Freda: It was filled with rejections like all would-be authors, but finally I learned to target my market, read and learn more about the genre I was writing and as a result acceptance followed. First with historical romances for Mills and Boon back in the 80s, and then with historical sagas for Hodder. Practise, patience and persistence pays off in the end.
Landra: Wow! That's a pretty awesome career. I like those 3 P's. What about advice, maybe for those just starting out?
Freda: It’s a different world now. When I started I learned my craft through short stories and articles before moving on to historical romance novels. It was never easy to get published but it’s even more difficult today. Choosing a genre you love is important, and writing from the heart is essential. Don’t be afraid to show your emotions on the page. Reading a novel is a much more intimate experience than watching a play or TV drama. And always look for that plus factor, something of yourself or your life that you can add to give it your personal brand.
Landra: Couldn't agree with you more. The personal brand makes your books yours. Now, self-publishing, traditional, or hybrid?
Freda: I started out in traditional publishing, naturally, since I’ve been in the business many years. But later became hybrid when sagas went out of fashion for a while and I was dropped. Fortunately I moved on to work for two other publishers but also managed to get the rights to my back list reverted, and self-published them as ebooks. It was seeing how well these were selling which brought Amazon Publishing knocking on my door, or rather they rang me up from Seattle, which was so exciting. Self-publishing is definitely an option these days, as it can open doors.
Landra: What would you say is the biggest risk you take with your writing?
Freda: I do seem to constantly challenge myself as that helps to keep my mind fresh. The Amber Keeper was certainly a challenge as it is set mainly in Russia before and during the revolution so demanded a great deal of research. Fortunately I love research although the story must always come first. There always comes a point when you have to set all those books aside and sit down and write. I also had to work out in what way events of the past had affected life for my heroine and her family fifty years later. That was even greater fun.
Landra: It's exciting to blend history with your characters. Would you care to share any writing rituals you have (certain cup, certain spot, etc)?

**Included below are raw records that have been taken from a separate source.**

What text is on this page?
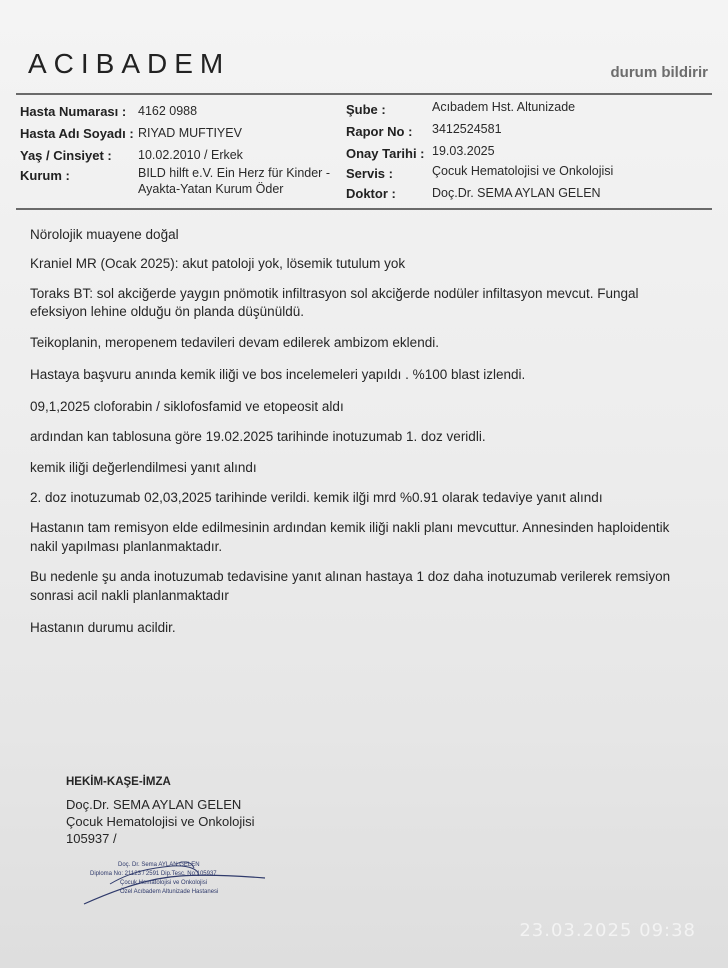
ACIBADEM	durum bildirir
Hasta Numarası : 4162 0988
Hasta Adı Soyadı : RIYAD MUFTIYEV
Yaş / Cinsiyet : 10.02.2010 / Erkek
Kurum :	BILD hilft e.V. Ein Herz für Kinder -
Ayakta-Yatan Kurum Öder
Şube :	Acıbadem Hst. Altunizade
Rapor No : 3412524581
Onay Tarihi : 19.03.2025
Servis :	Çocuk Hematolojisi ve Onkolojisi
Doktor :	Doç.Dr. SEMA AYLAN GELEN
Nörolojik muayene doğal
Kraniel MR (Ocak 2025): akut patoloji yok, lösemik tutulum yok
Toraks BT: sol akciğerde yaygın pnömotik infiltrasyon sol akciğerde nodüler infiltasyon mevcut. Fungal
efeksiyon lehine olduğu ön planda düşünüldü.
Teikoplanin, meropenem tedavileri devam edilerek ambizom eklendi.
Hastaya başvuru anında kemik iliği ve bos incelemeleri yapıldı . %100 blast izlendi.
09,1,2025 cloforabin / siklofosfamid ve etopeosit aldı
ardından kan tablosuna göre 19.02.2025 tarihinde inotuzumab 1. doz veridli.
kemik iliği değerlendilmesi yanıt alındı
2. doz inotuzumab 02,03,2025 tarihinde verildi. kemik ilği mrd %0.91 olarak tedaviye yanıt alındı
Hastanın tam remisyon elde edilmesinin ardından kemik iliği nakli planı mevcuttur. Annesinden haploidentik
nakil yapılması planlanmaktadır.
Bu nedenle şu anda inotuzumab tedavisine yanıt alınan hastaya 1 doz daha inotuzumab verilerek remsiyon
sonrasi acil nakli planlanmaktadır
Hastanın durumu acildir.
HEKİM-KAŞE-İMZA
Doç.Dr. SEMA AYLAN GELEN
Çocuk Hematolojisi ve Onkolojisi
105937 /
Doç. Dr. Sema AYLAN GELEN
Diploma No: 21123 / 2591 Dip.Tesc. No:105937
Çocuk Hematolojisi ve Onkolojisi
Özel Acıbadem Altunizade Hastanesi
23.03.2025 09:38
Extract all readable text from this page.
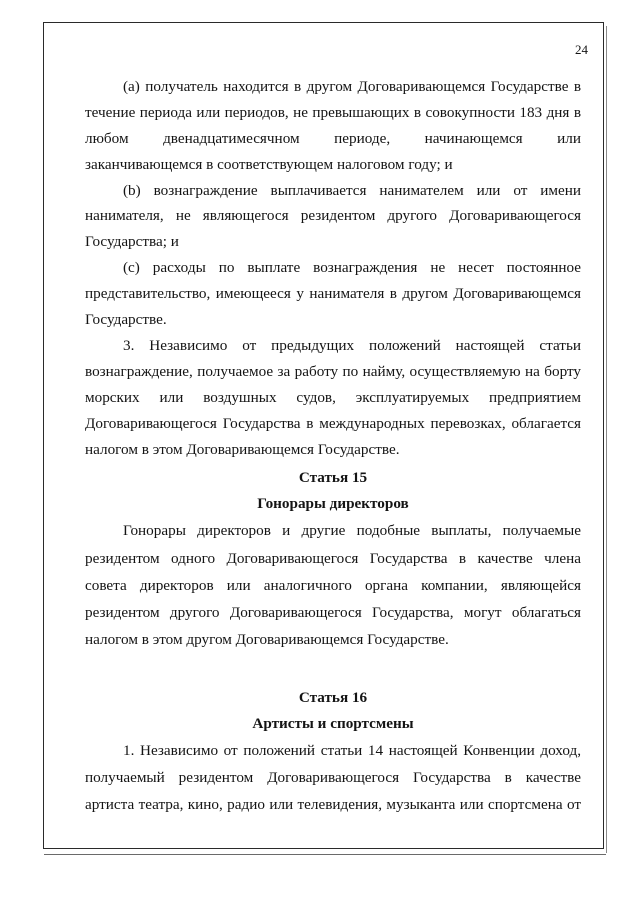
24
(a) получатель находится в другом Договаривающемся Государстве в
течение периода или периодов, не превышающих в совокупности 183 дня в
любом двенадцатимесячном периоде, начинающемся или
заканчивающемся в соответствующем налоговом году; и
(b) вознаграждение выплачивается нанимателем или от имени
нанимателя, не являющегося резидентом другого Договаривающегося
Государства; и
(c) расходы по выплате вознаграждения не несет постоянное
представительство, имеющееся у нанимателя в другом Договаривающемся
Государстве.
3. Независимо от предыдущих положений настоящей статьи
вознаграждение, получаемое за работу по найму, осуществляемую на борту
морских или воздушных судов, эксплуатируемых предприятием
Договаривающегося Государства в международных перевозках, облагается
налогом в этом Договаривающемся Государстве.
Гонорары директоров и другие подобные выплаты, получаемые
резидентом одного Договаривающегося Государства в качестве члена
совета директоров или аналогичного органа компании, являющейся
резидентом другого Договаривающегося Государства, могут облагаться
налогом в этом другом Договаривающемся Государстве.
1. Независимо от положений статьи 14 настоящей Конвенции доход,
получаемый резидентом Договаривающегося Государства в качестве
артиста театра, кино, радио или телевидения, музыканта или спортсмена от
Статья 15
Гонорары директоров
Статья 16
Артисты и спортсмены
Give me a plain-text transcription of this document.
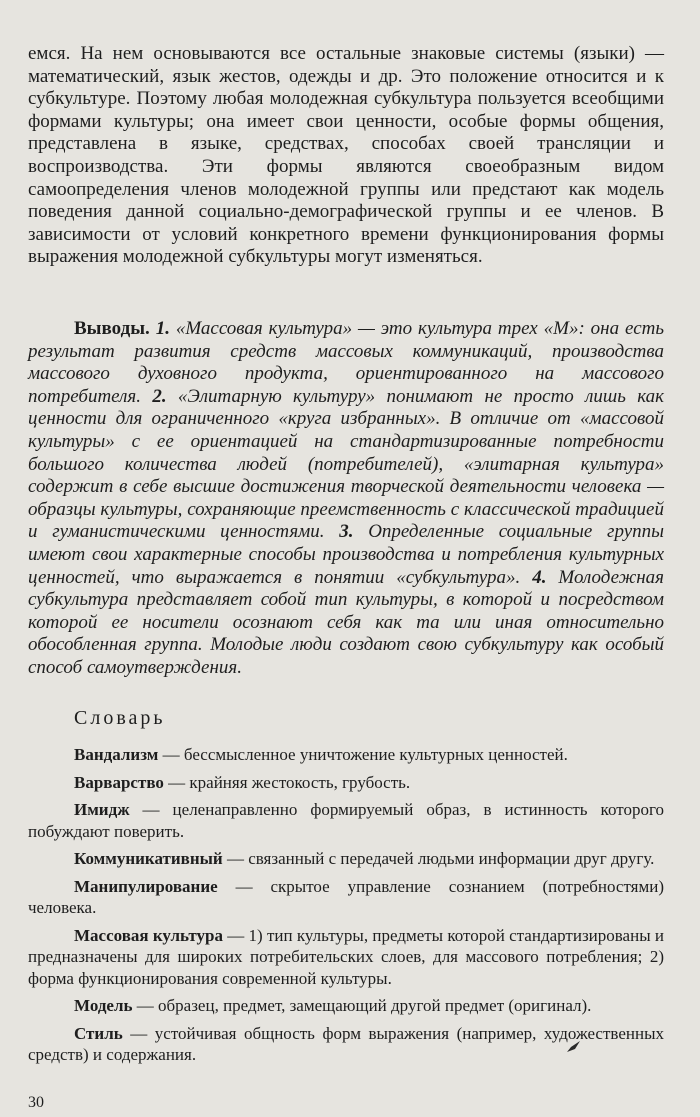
емся. На нем основываются все остальные знаковые системы (языки) — математический, язык жестов, одежды и др. Это положение относится и к субкультуре. Поэтому любая молодежная субкультура пользуется всеобщими формами культуры; она имеет свои ценности, особые формы общения, представлена в языке, средствах, способах своей трансляции и воспроизводства. Эти формы являются своеобразным видом самоопределения членов молодежной группы или предстают как модель поведения данной социально-демографической группы и ее членов. В зависимости от условий конкретного времени функционирования формы выражения молодежной субкультуры могут изменяться.
Выводы. 1. «Массовая культура» — это культура трех «М»: она есть результат развития средств массовых коммуникаций, производства массового духовного продукта, ориентированного на массового потребителя. 2. «Элитарную культуру» понимают не просто лишь как ценности для ограниченного «круга избранных». В отличие от «массовой культуры» с ее ориентацией на стандартизированные потребности большого количества людей (потребителей), «элитарная культура» содержит в себе высшие достижения творческой деятельности человека — образцы культуры, сохраняющие преемственность с классической традицией и гуманистическими ценностями. 3. Определенные социальные группы имеют свои характерные способы производства и потребления культурных ценностей, что выражается в понятии «субкультура». 4. Молодежная субкультура представляет собой тип культуры, в которой и посредством которой ее носители осознают себя как та или иная относительно обособленная группа. Молодые люди создают свою субкультуру как особый способ самоутверждения.
Словарь
Вандализм — бессмысленное уничтожение культурных ценностей.
Варварство — крайняя жестокость, грубость.
Имидж — целенаправленно формируемый образ, в истинность которого побуждают поверить.
Коммуникативный — связанный с передачей людьми информации друг другу.
Манипулирование — скрытое управление сознанием (потребностями) человека.
Массовая культура — 1) тип культуры, предметы которой стандартизированы и предназначены для широких потребительских слоев, для массового потребления; 2) форма функционирования современной культуры.
Модель — образец, предмет, замещающий другой предмет (оригинал).
Стиль — устойчивая общность форм выражения (например, художественных средств) и содержания.
30
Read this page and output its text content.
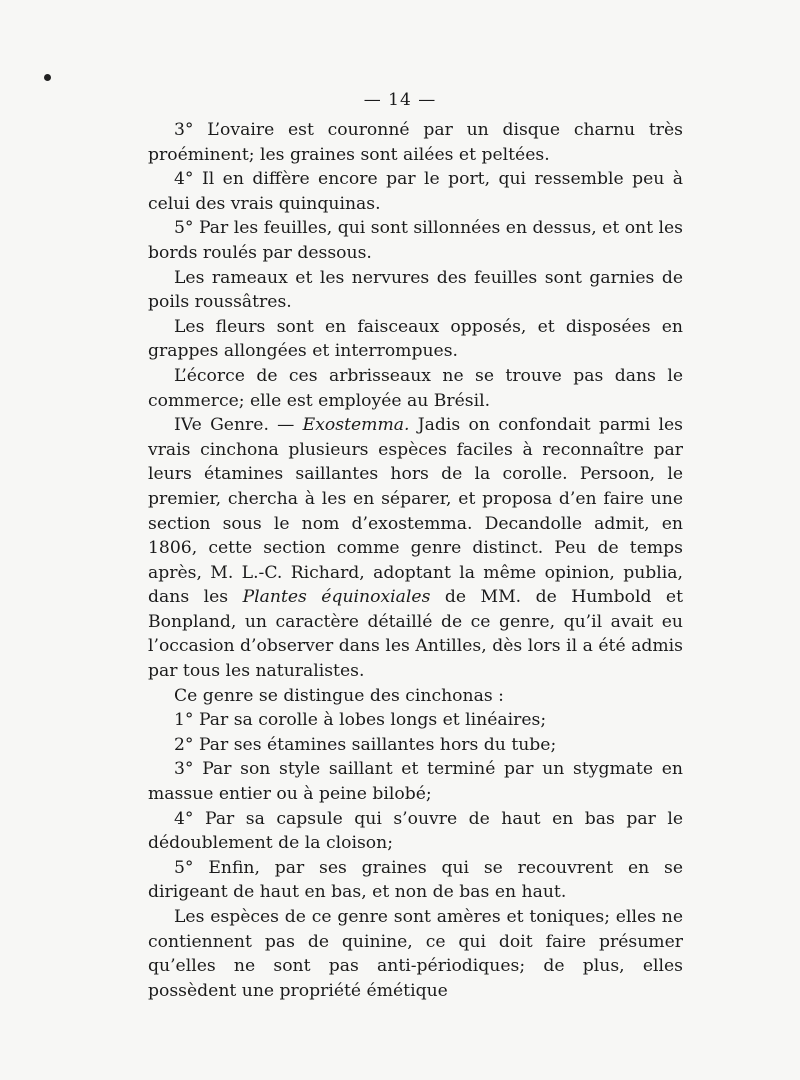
— 14 —

3° L’ovaire est couronné par un disque charnu très proéminent; les graines sont ailées et peltées.

4° Il en diffère encore par le port, qui ressemble peu à celui des vrais quinquinas.

5° Par les feuilles, qui sont sillonnées en dessus, et ont les bords roulés par dessous.

Les rameaux et les nervures des feuilles sont garnies de poils roussâtres.

Les fleurs sont en faisceaux opposés, et disposées en grappes allongées et interrompues.

L’écorce de ces arbrisseaux ne se trouve pas dans le commerce; elle est employée au Brésil.

IVe Genre. — Exostemma. Jadis on confondait parmi les vrais cinchona plusieurs espèces faciles à reconnaître par leurs étamines saillantes hors de la corolle. Persoon, le premier, chercha à les en séparer, et proposa d’en faire une section sous le nom d’exostemma. Decandolle admit, en 1806, cette section comme genre distinct. Peu de temps après, M. L.-C. Richard, adoptant la même opinion, publia, dans les Plantes équinoxiales de MM. de Humbold et Bonpland, un caractère détaillé de ce genre, qu’il avait eu l’occasion d’observer dans les Antilles, dès lors il a été admis par tous les naturalistes.

Ce genre se distingue des cinchonas :

1° Par sa corolle à lobes longs et linéaires;

2° Par ses étamines saillantes hors du tube;

3° Par son style saillant et terminé par un stygmate en massue entier ou à peine bilobé;

4° Par sa capsule qui s’ouvre de haut en bas par le dédoublement de la cloison;

5° Enfin, par ses graines qui se recouvrent en se dirigeant de haut en bas, et non de bas en haut.

Les espèces de ce genre sont amères et toniques; elles ne contiennent pas de quinine, ce qui doit faire présumer qu’elles ne sont pas anti-périodiques; de plus, elles possèdent une propriété émétique
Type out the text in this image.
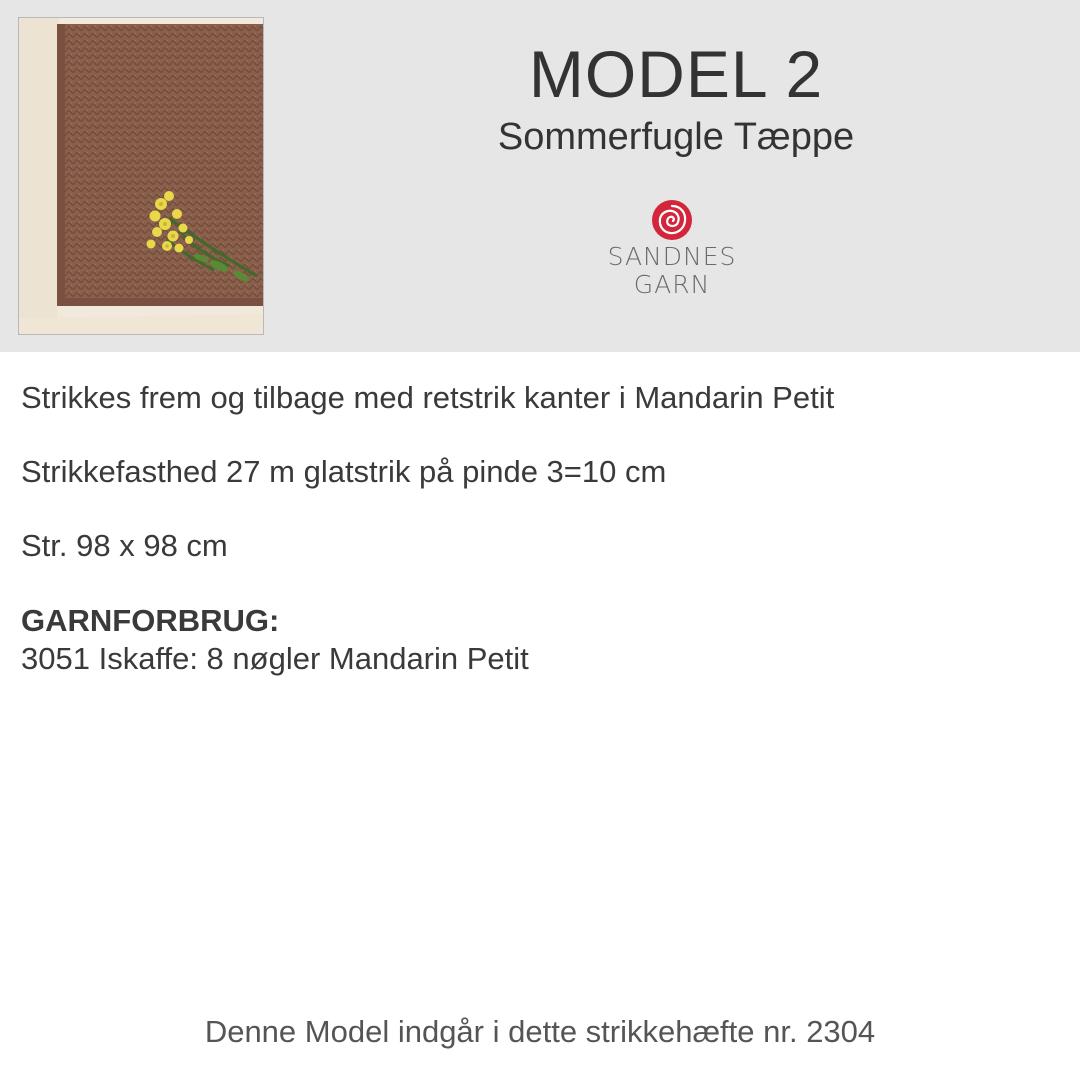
MODEL 2

Sommerfugle Tæppe

SANDNES
GARN

Strikkes frem og tilbage med retstrik kanter i Mandarin Petit

Strikkefasthed 27 m glatstrik på pinde 3=10 cm

Str. 98 x 98 cm

GARNFORBRUG:

3051 Iskaffe: 8 nøgler Mandarin Petit

Denne Model indgår i dette strikkehæfte nr. 2304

Freda: I prefer to work in my office which feels like a womb to me, with the door shut fast against the world. I start each morning by visiting facebook and twitter, and dealing with emails from loops I am on, which all helps to get my brain going. Then I revise whatever I wrote the previous day which soon has me motoring with new material. I’ve written over forty books but starting a new one doesn’t get any easier. The fear kicks in and I wonder if I should bin it. Fortunately I manage to resist that urge. I mentally bribe myself to keep writing even if it is rubbish at first, with the promise I can revise it later, once it exists. I write through the pain, then rewrite and rewrite and rewrite until I’m happy with it.
Thank you Freda for stopping by and chatting with me. Now here's some more information on Freda's latest release, The Amber Keeper
Blurb: Set against the backdrop of revolutionary Russia, The Amber Keeper is a sweeping tale of jealousy and revenge, reconciliation and forgiveness.
English Lake District, 1960s: A young Abbie Myers returns home after learning of her mother’s death. Estranged from her turbulent family for many years, Abbie is heartbroken to hear that they blame her for the tragedy.
Determined to uncover her mother’s past, Abbie approaches her beloved grandmother, Millie, in search of answers. As the old woman recounts her own past, Abbie is transported back to the grandeur of the Russian Empire in 1911 with tales of her grandmother’s life as a governess and the revolution that exploded around her.
As Abbie struggles to reconcile with her family, and to support herself and her child, she realizes that those long-ago events created aftershocks that threaten to upset the fragile peace she longs to create.